Des chiffonniers tiraient des petites charettes
en hurlant “voderiki ! “. Ils vendaient et ils
achetaient des schmattess, des chiffons et de la brocante... Les poissonniers criaient “schel, schelevis ! “ pour vendre leurs poissons, un genre de kabeljauw, de cabillaud...
D’autres frappaient aux portes pour proposer leurs services de rempailleur : “Stoelen te binden ?“, “Avez-vous des chaises à réparer ?“ Les rémouleurs quant à eux proposaient d’aiguiser nos couteaux : “Messen te slijpen ! “... À cette époque, nos ciseaux devaient durer toute une vie !

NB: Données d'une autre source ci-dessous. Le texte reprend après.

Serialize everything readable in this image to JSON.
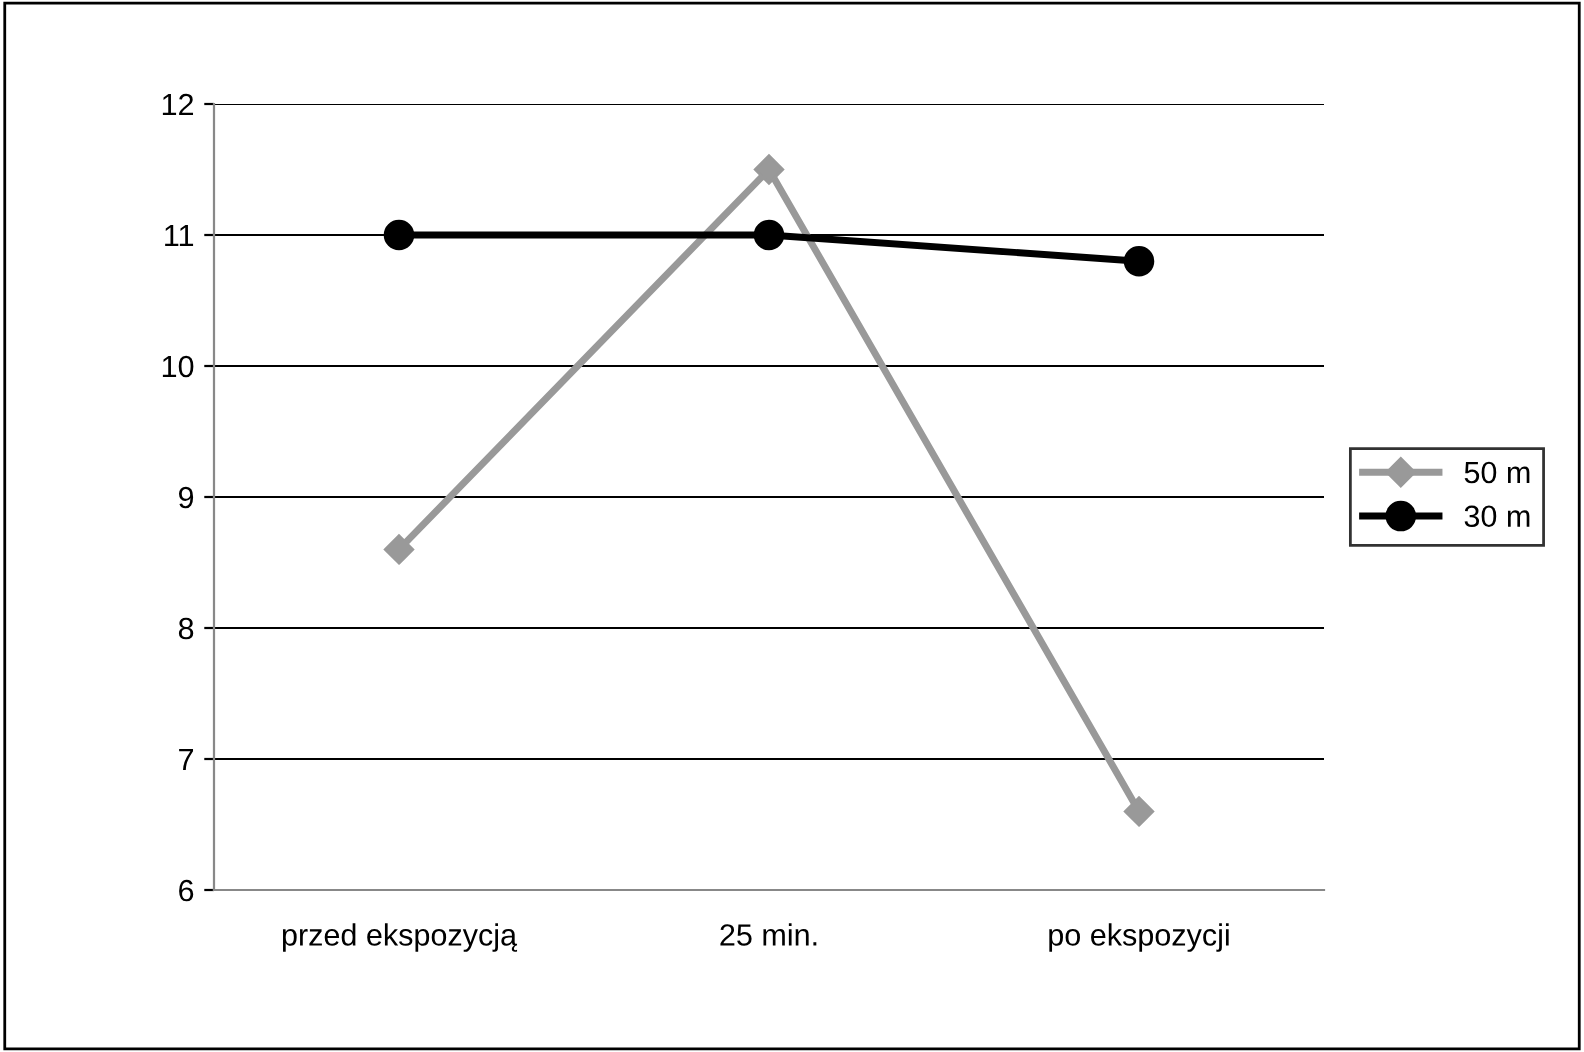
{
  "chart_data": {
    "type": "line",
    "categories": [
      "przed ekspozycją",
      "25 min.",
      "po ekspozycji"
    ],
    "series": [
      {
        "name": "50 m",
        "color": "#999999",
        "values": [
          8.6,
          11.5,
          6.6
        ],
        "marker": "diamond"
      },
      {
        "name": "30 m",
        "color": "#000000",
        "values": [
          11.0,
          11.0,
          10.8
        ],
        "marker": "circle"
      }
    ],
    "ylim": [
      6,
      12
    ],
    "yticks": [
      6,
      7,
      8,
      9,
      10,
      11,
      12
    ],
    "grid": "y",
    "legend": "right",
    "line_style": "solid"
  }
}
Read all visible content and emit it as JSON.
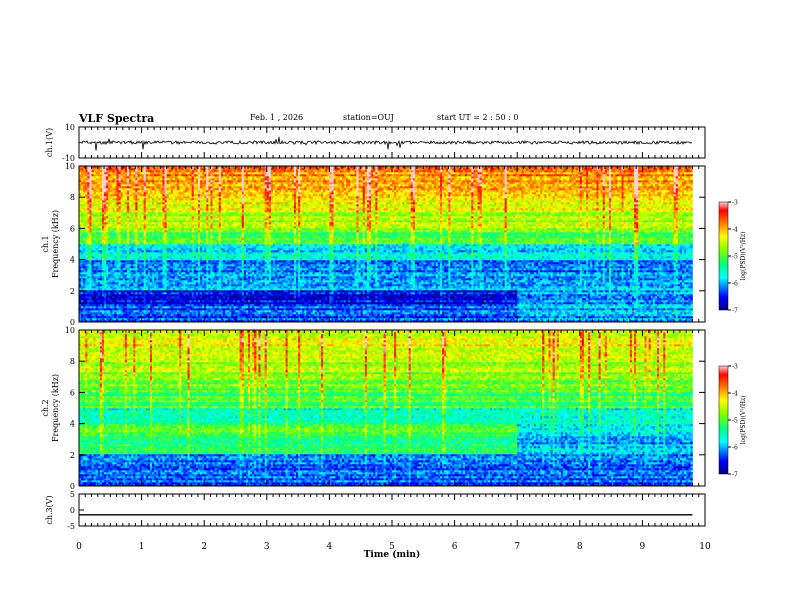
{
  "header": {
    "title": "VLF Spectra",
    "date": "Feb. 1 , 2026",
    "station": "station=OUJ",
    "start_ut": "start  UT =  2 : 50 : 0"
  },
  "colors": {
    "background": "#ffffff",
    "axis": "#000000",
    "trace": "#000000",
    "colormap": [
      "#00007f",
      "#0000ff",
      "#00ffff",
      "#00ff7f",
      "#7fff00",
      "#ffff00",
      "#ff7f00",
      "#ff0000",
      "#ffd0d0"
    ]
  },
  "chart_data": [
    {
      "type": "line",
      "id": "ch1-waveform",
      "ylabel": "ch.1(V)",
      "ylim": [
        -10,
        10
      ],
      "yticks": [
        10,
        -10
      ],
      "xlim": [
        0,
        10
      ],
      "series": [
        {
          "x": [
            0,
            1,
            2,
            3,
            4,
            5,
            6,
            7,
            8,
            9,
            9.8
          ],
          "y": [
            0,
            0,
            0,
            0,
            0,
            0,
            0,
            0,
            0,
            0,
            0
          ]
        }
      ]
    },
    {
      "type": "heatmap",
      "id": "ch1-spectrogram",
      "ylabel": "ch.1\nFrequency (kHz)",
      "xlim": [
        0,
        10
      ],
      "ylim": [
        0,
        10
      ],
      "yticks": [
        0,
        2,
        4,
        6,
        8,
        10
      ],
      "colorbar": {
        "label": "log(PSD)(V²/Hz)",
        "range": [
          -7,
          -3
        ],
        "ticks": [
          -3,
          -4,
          -5,
          -6,
          -7
        ]
      },
      "frequency_kHz": [
        0.5,
        1.5,
        2.5,
        3.5,
        4.5,
        5.5,
        6.5,
        7.5,
        8.5,
        9.5
      ],
      "time_min": [
        0,
        7,
        9.8
      ],
      "log_psd": [
        [
          -6.3,
          -6.0
        ],
        [
          -6.5,
          -6.0
        ],
        [
          -6.0,
          -6.0
        ],
        [
          -6.1,
          -6.1
        ],
        [
          -5.8,
          -5.8
        ],
        [
          -5.0,
          -5.0
        ],
        [
          -4.6,
          -4.6
        ],
        [
          -4.3,
          -4.3
        ],
        [
          -4.0,
          -4.0
        ],
        [
          -3.8,
          -3.8
        ]
      ]
    },
    {
      "type": "heatmap",
      "id": "ch2-spectrogram",
      "ylabel": "ch.2\nFrequency (kHz)",
      "xlim": [
        0,
        10
      ],
      "ylim": [
        0,
        10
      ],
      "yticks": [
        0,
        2,
        4,
        6,
        8,
        10
      ],
      "colorbar": {
        "label": "log(PSD)(V²/Hz)",
        "range": [
          -7,
          -3
        ],
        "ticks": [
          -3,
          -4,
          -5,
          -6,
          -7
        ]
      },
      "frequency_kHz": [
        0.5,
        1.5,
        2.5,
        3.5,
        4.5,
        5.5,
        6.5,
        7.5,
        8.5,
        9.5
      ],
      "time_min": [
        0,
        7,
        9.8
      ],
      "log_psd": [
        [
          -6.3,
          -6.3
        ],
        [
          -6.2,
          -6.2
        ],
        [
          -5.3,
          -6.0
        ],
        [
          -5.1,
          -5.9
        ],
        [
          -5.6,
          -5.7
        ],
        [
          -5.1,
          -5.2
        ],
        [
          -4.9,
          -4.9
        ],
        [
          -4.7,
          -4.7
        ],
        [
          -4.5,
          -4.5
        ],
        [
          -4.4,
          -4.4
        ]
      ]
    },
    {
      "type": "line",
      "id": "ch3-waveform",
      "ylabel": "ch.3(V)",
      "ylim": [
        -5,
        5
      ],
      "yticks": [
        5,
        0,
        -5
      ],
      "xlim": [
        0,
        10
      ],
      "xlabel": "Time  (min)",
      "xticks": [
        0,
        1,
        2,
        3,
        4,
        5,
        6,
        7,
        8,
        9,
        10
      ],
      "series": [
        {
          "x": [
            0,
            9.8
          ],
          "y": [
            -1.5,
            -1.5
          ]
        }
      ]
    }
  ]
}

Chaque semaine, nous pouvions voir des processions sortir des églises, les thuriféraires en tête balançant les encensoirs fumants qui répendaient ces horribles odeurs autour d’eux. Je crois que de là date mon allergie aux odeurs d’encens. Je me souviens de tout cela très clairement.
Quand j’étais petite, j’adorais la fête de Pessakh. La maison était propre, les nappes blanches sur la table... Et on mangeait mieux... Et c’était si looong, d’un Pessakh à un autre... Aujourd’hui tout passe si vite !...
Maman disait toujours : “A ox far a grochen !“ un boeuf pour un sou, “ober as den grochen ist nicht du“, mais si le sou n’est pas là... En d’autres termes, c’est bon marché, mais nous n’avons pas le sou.
Elle était régulièrement enceinte, ce qui faisait raler mes sœurs :
“Encore des langes à laver, encore des corvées“, disaient-elles.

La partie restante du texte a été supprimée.